The MVD and Ki-67 in the ES-NPs + PTX group were significantly lower than in the ES + PTX group (p < .05), which could have been caused by better suppression of cell proliferation and angiogenesis. Furthermore, the serum ES levels in the ES-NPs and ES-NPs + PTX groups were significantly higher than those detected in the serum of the other groups (p < .05, Figure 4(A)), whereas the serum VEGF levels in the former two groups were markedly lower than the other groups (p < .05, Figure 4(B)). This indicates that ES-NPs significantly prolong the retention time of ES in vivo. After 7 days of treatment, ES, which has been confirmed to block the VEGF-induced tyrosine phosphorylation of KDR/Flk-1 and down-regulate the expression of VEGF (Kim et al., 2002; Abdollahi et al., 2003; Ling et al., 2007), could reduce the protein expression of VEGF and still remain at high levels in the serum, which could explain the low MVD observed in the ES-NPs + PTX and ES-NPs groups. However, the ES-NPs + PTX group displayed much stronger inhibition of tumor blood vessels than the ES-NPs group. Consequently, we infer that PTX kills tumor cells and simultaneously reduces the autocrine functions of VEGF, which would further suppress angiogenesis.
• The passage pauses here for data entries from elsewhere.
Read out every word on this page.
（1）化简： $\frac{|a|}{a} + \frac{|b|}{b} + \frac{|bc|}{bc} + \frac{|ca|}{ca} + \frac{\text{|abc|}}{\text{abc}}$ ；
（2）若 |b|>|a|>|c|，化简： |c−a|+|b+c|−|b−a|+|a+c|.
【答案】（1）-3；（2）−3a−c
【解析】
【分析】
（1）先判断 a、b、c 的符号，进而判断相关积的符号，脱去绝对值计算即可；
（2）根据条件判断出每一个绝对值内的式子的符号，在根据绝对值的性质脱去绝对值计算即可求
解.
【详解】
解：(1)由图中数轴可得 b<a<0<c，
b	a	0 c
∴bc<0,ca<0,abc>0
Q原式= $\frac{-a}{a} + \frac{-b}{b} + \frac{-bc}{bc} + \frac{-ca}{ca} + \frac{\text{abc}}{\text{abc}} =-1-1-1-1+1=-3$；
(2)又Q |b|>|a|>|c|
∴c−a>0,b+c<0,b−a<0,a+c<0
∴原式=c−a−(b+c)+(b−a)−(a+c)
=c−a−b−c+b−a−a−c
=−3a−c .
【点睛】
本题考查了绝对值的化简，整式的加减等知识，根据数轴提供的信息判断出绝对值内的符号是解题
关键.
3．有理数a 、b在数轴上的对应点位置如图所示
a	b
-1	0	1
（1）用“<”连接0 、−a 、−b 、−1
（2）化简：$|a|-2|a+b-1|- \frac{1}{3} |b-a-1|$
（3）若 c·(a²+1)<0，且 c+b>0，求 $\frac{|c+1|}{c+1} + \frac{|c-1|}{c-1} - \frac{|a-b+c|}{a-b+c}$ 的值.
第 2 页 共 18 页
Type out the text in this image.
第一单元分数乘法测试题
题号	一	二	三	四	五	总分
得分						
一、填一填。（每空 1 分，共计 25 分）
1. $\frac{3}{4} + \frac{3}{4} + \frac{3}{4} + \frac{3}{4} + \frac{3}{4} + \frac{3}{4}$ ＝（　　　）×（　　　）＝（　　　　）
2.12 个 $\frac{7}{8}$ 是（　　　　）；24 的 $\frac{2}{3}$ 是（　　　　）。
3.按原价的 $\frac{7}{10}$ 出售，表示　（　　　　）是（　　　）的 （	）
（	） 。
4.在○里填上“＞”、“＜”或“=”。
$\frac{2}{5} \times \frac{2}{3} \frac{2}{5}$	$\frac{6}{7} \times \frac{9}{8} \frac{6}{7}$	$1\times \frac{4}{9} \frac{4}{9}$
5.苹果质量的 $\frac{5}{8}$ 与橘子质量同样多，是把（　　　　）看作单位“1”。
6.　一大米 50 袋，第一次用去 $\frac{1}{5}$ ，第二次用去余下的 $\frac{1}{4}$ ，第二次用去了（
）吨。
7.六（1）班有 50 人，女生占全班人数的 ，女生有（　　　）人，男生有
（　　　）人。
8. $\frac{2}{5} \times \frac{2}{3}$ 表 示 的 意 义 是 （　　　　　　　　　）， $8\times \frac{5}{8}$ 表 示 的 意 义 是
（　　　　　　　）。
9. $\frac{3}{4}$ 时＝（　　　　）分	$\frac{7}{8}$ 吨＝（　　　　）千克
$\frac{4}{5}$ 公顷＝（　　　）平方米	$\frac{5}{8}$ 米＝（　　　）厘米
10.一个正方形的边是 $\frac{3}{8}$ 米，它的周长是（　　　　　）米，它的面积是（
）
In this study, the ES-NPs + PTX group exhibited significant antitumor and antiangiogenic effects. This suggests that ES-NPs increase the stability and the concentration of ES in the blood. Moreover, ES-NPs enhanced the antitumor effect of PTX without increasing toxicity. Although the ES-NPs + PTX group showed the strongest inhibitory effect on LLC, based on the vascular normalization time window, the optimal administration plan must be determined in further studies.

Conclusions

A chitosan NPs drug delivery system loaded with ES was prepared using ionic cross-linking and its’ in vivo anti-tumor activity was investigated in a LLC mouse model. The NPs were prepared using the solid dispersion method and resulted in a compound with high DL, high EE, and spherical morphology. In vitro drug release experiments showed that ES-NPs could release ES in a controlled manner. In vivo, ES-NPs combined with PTX significantly inhibited tumor growth. Analysis of tissue biomarkers showed that the ES-NPs combined with PTX suppressed tumor cell proliferation and inhibited angiogenesis in the tumor tissue. Thus, the results indicate that ES-NPs can overcome the shortcomings of free ES, such as short retention time in circulation, resulting in an enhanced antitumor activity of ES. Moreover, the antitumor effect can be strengthened further by combining the ES-NPs with a cytotoxic agent, like PTX.